Another advocate of using big data for cybersecurity is George Kurtz, former CTO of McAfee, whose latest startup venture is CrowdStrike. The company, which expects to launch its first product late this year, will focus not on attacks, but on the humans behind them, Kurtz said.

“A lot of the security industry has been malware-focused,” he said, concentrating on blocking traffic through the use of signatures and known malicious addresses. “That model is being taxed” by malware that can quickly morph and sites that can shift quickly from one host to another. “Big data is a natural tool that can fill in the gaps.”

The company intends to use that data to identify the human “fingerprint” behind attacks, said CrowdStrike CTO Dmitri Alperovitch.

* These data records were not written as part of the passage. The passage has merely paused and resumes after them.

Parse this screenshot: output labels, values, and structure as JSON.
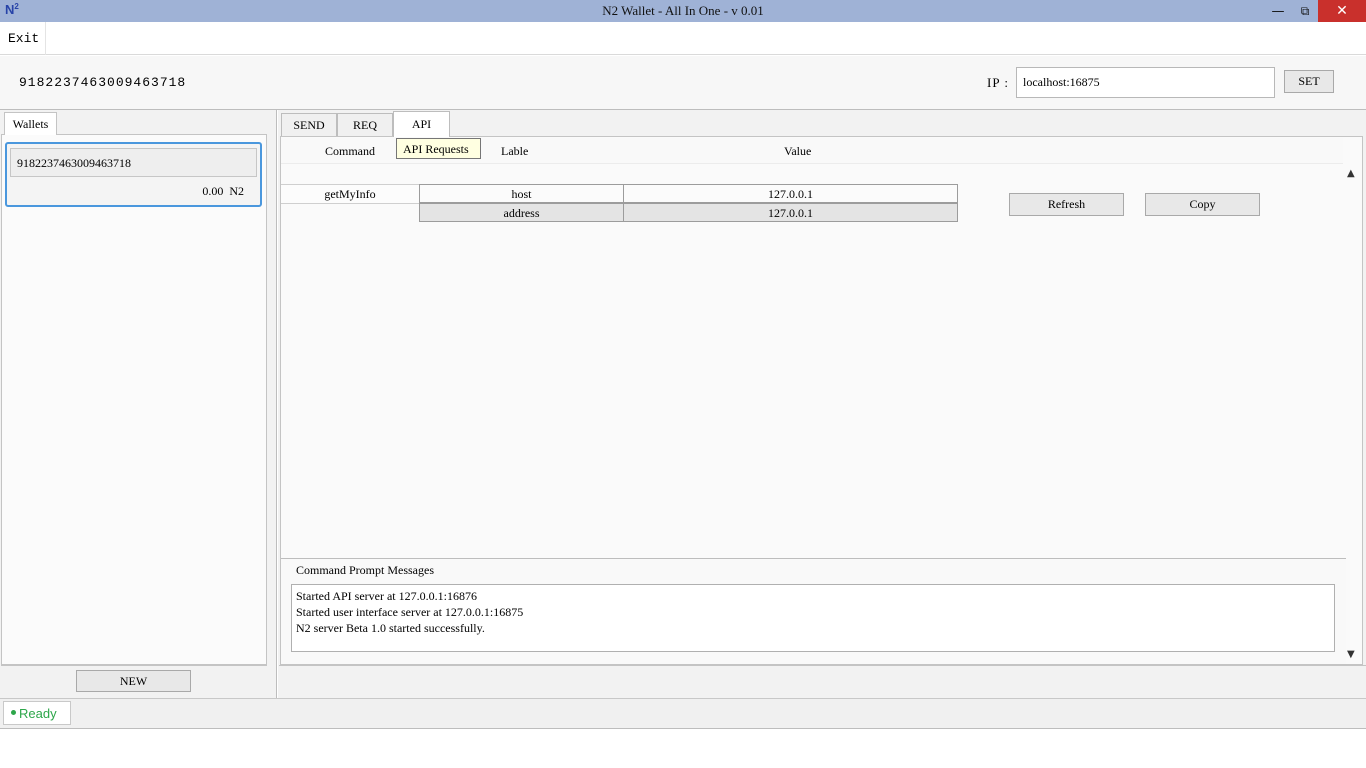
{
  "window": {
    "logo": "N",
    "logo_sup": "2",
    "title": "N2 Wallet - All In One - v 0.01",
    "minimize_icon": "minimize-icon",
    "maximize_icon": "restore-icon",
    "close_icon": "close-icon"
  },
  "menu": {
    "exit_label": "Exit"
  },
  "header": {
    "address": "9182237463009463718",
    "ip_label": "IP :",
    "ip_value": "localhost:16875",
    "set_label": "SET"
  },
  "wallets": {
    "tab_label": "Wallets",
    "items": [
      {
        "address": "9182237463009463718",
        "balance": "0.00  N2"
      }
    ],
    "new_label": "NEW"
  },
  "tabs": [
    {
      "label": "SEND"
    },
    {
      "label": "REQ"
    },
    {
      "label": "API"
    }
  ],
  "api": {
    "tooltip": "API Requests",
    "columns": {
      "command": "Command",
      "lable": "Lable",
      "value": "Value"
    },
    "rows": [
      {
        "command": "getMyInfo",
        "fields": [
          {
            "label": "host",
            "value": "127.0.0.1"
          },
          {
            "label": "address",
            "value": "127.0.0.1"
          }
        ]
      }
    ],
    "refresh_label": "Refresh",
    "copy_label": "Copy"
  },
  "messages": {
    "title": "Command Prompt Messages",
    "lines": [
      "Started API server at 127.0.0.1:16876",
      "Started user interface server at 127.0.0.1:16875",
      "N2 server Beta 1.0 started successfully."
    ]
  },
  "status": {
    "text": "Ready",
    "color": "#2da64a"
  },
  "colors": {
    "titlebar": "#9fb2d6",
    "close": "#c9302c",
    "selection": "#4a97dd",
    "tooltip": "#ffffe1"
  }
}
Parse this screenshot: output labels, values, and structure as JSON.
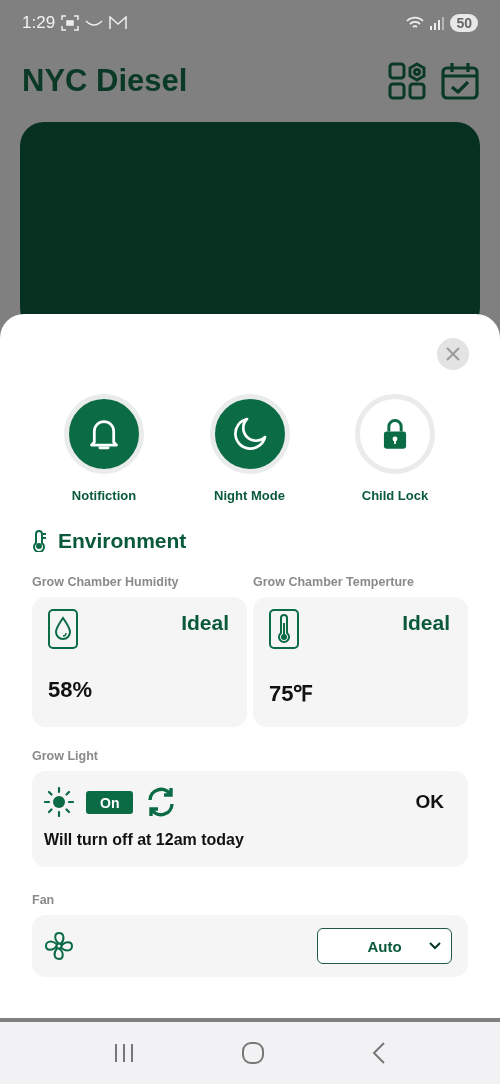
{
  "status_bar": {
    "time": "1:29",
    "battery": "50"
  },
  "header": {
    "title": "NYC Diesel"
  },
  "sheet": {
    "toggles": [
      {
        "label": "Notifiction",
        "kind": "bell",
        "on": true
      },
      {
        "label": "Night Mode",
        "kind": "moon",
        "on": true
      },
      {
        "label": "Child Lock",
        "kind": "lock",
        "on": false
      }
    ],
    "section": {
      "title": "Environment"
    },
    "sensors": [
      {
        "label": "Grow Chamber Humidity",
        "kind": "humidity",
        "status": "Ideal",
        "value": "58%"
      },
      {
        "label": "Grow Chamber Temperture",
        "kind": "temperature",
        "status": "Ideal",
        "value": "75℉"
      }
    ],
    "grow_light": {
      "label": "Grow Light",
      "switch": "On",
      "on": true,
      "status": "OK",
      "note": "Will turn off at 12am today"
    },
    "fan": {
      "label": "Fan",
      "mode": "Auto"
    }
  }
}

Inventing new attacks and finding new channels is time-consuming and difficult. “Human beings are creatures of habit,” he said. “When something works, they will use it again and again.”

That can make the attacker vulnerable. By identifying and recognizing the characteristics of a particular attacker, “you can focus on the things behind the technologies and raise the costs [of an attack] dramatically,” he said.

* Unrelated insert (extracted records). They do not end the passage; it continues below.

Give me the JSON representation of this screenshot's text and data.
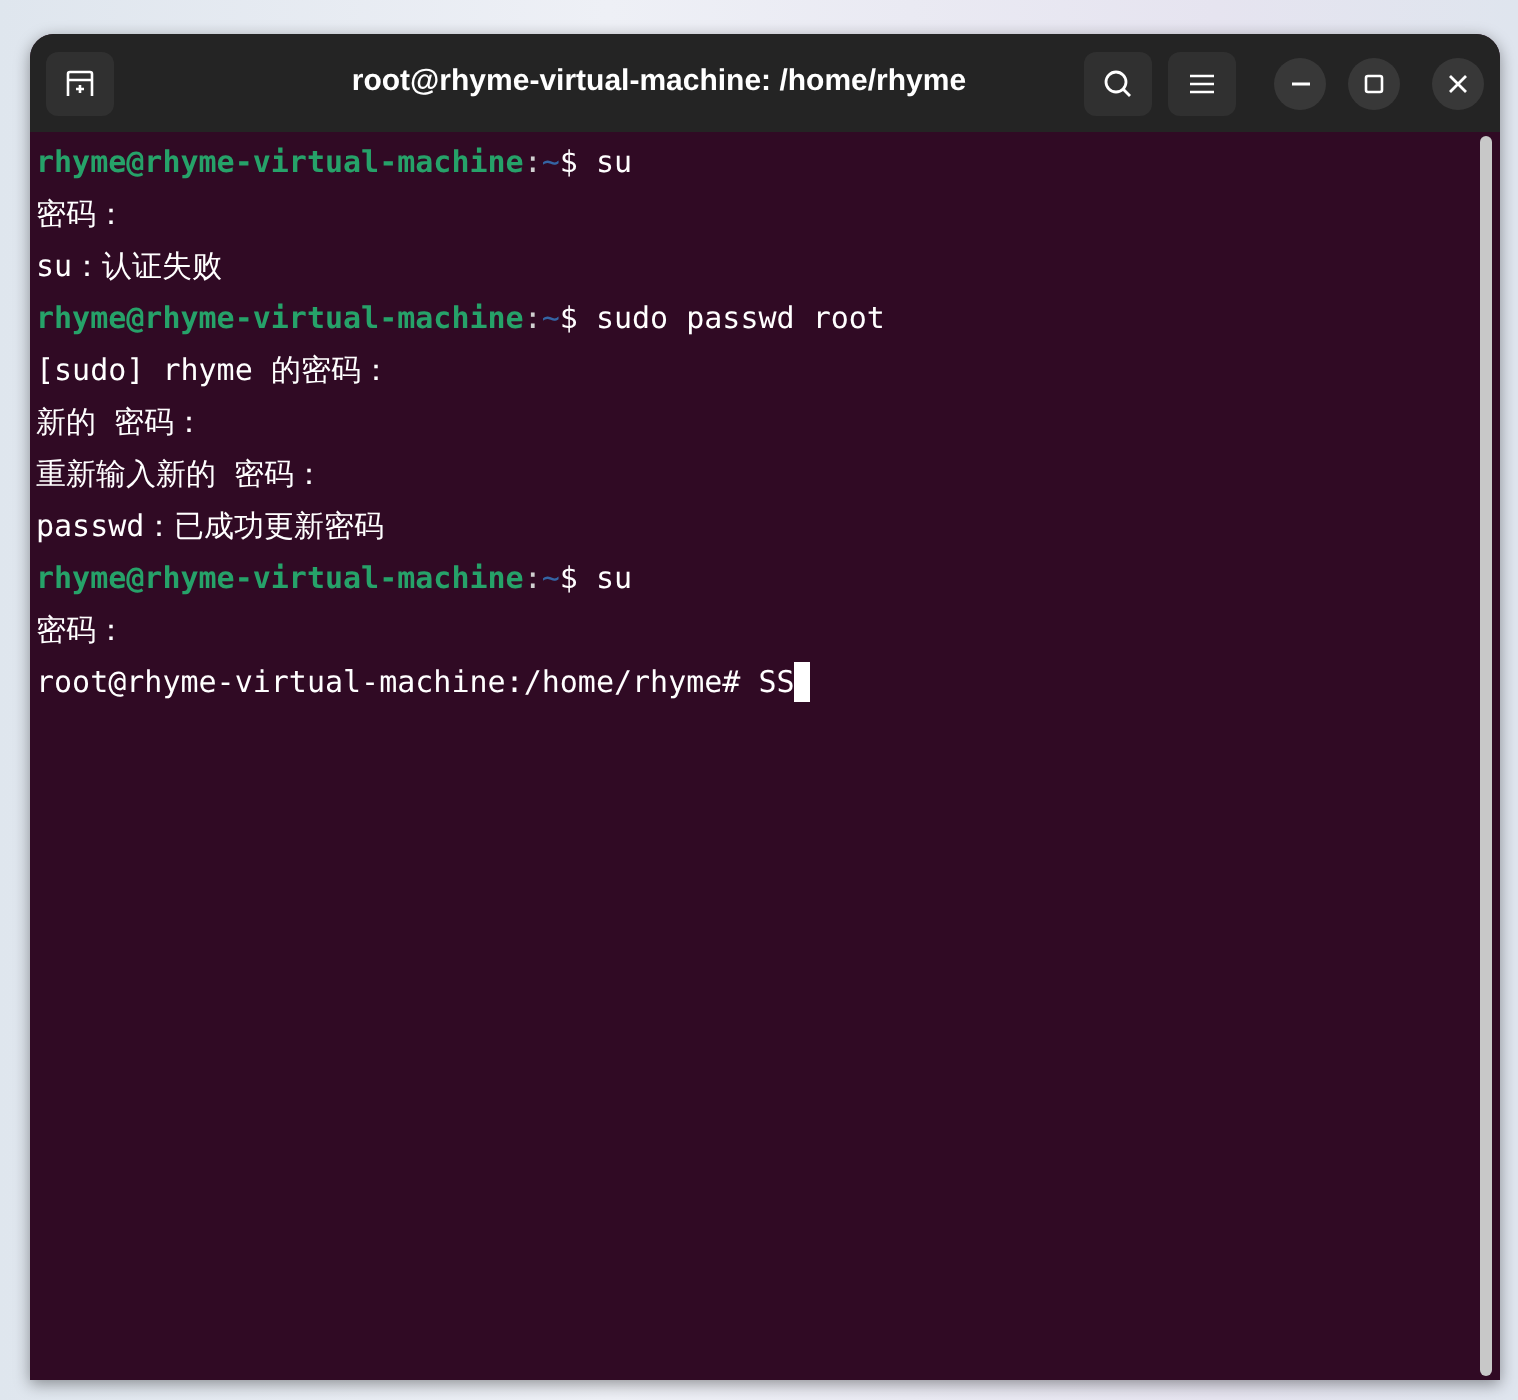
{
  "window": {
    "title": "root@rhyme-virtual-machine: /home/rhyme"
  },
  "terminal": {
    "lines": [
      {
        "kind": "prompt",
        "user_host": "rhyme@rhyme-virtual-machine",
        "separator": ":",
        "path": "~",
        "symbol": "$",
        "command": "su"
      },
      {
        "kind": "output",
        "text": "密码："
      },
      {
        "kind": "output",
        "text": "su：认证失败"
      },
      {
        "kind": "prompt",
        "user_host": "rhyme@rhyme-virtual-machine",
        "separator": ":",
        "path": "~",
        "symbol": "$",
        "command": "sudo passwd root"
      },
      {
        "kind": "output",
        "text": "[sudo] rhyme 的密码："
      },
      {
        "kind": "output",
        "text": "新的 密码："
      },
      {
        "kind": "output",
        "text": "重新输入新的 密码："
      },
      {
        "kind": "output",
        "text": "passwd：已成功更新密码"
      },
      {
        "kind": "prompt",
        "user_host": "rhyme@rhyme-virtual-machine",
        "separator": ":",
        "path": "~",
        "symbol": "$",
        "command": "su"
      },
      {
        "kind": "output",
        "text": "密码："
      },
      {
        "kind": "root_prompt",
        "text": "root@rhyme-virtual-machine:/home/rhyme#",
        "command": "SS"
      }
    ]
  }
}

This will not necessarily identify the attacker or stop the activities, but increasing the effort raises the costs of an attack, and it can buy targets some breathing space as a new attacks are prepared. Although it is not a real-time process, “the goal is to be predictive,” Alperovitch said. “It’s a strategic approach rather than a tactical response.”

Of course, how to identify individual attack patterns is the challenge. “We believe we understand how to do it,” said Kurtz, who added that the company’s first offering will be a product rather than a service. He would not provide details yet but said “big data is the tool used to do it. We think we’ve got it sorted out.”

Despite the difficulty of assembling and analyzing data to quickly and reliably identify threats, companies are pursuing solutions, said Quest Software’s Kagansky.

The organizations that face the greatest risks tend to be those who have the most resources to apply to the problem, he said. “People are experimenting with this stuff very actively today.”

Within a few years the capabilities will appear in commercial products, although on what scale and for what environments is not yet clear. But, “it’s something that we have to do,” Kagansky said. “We’re going to figure it out.”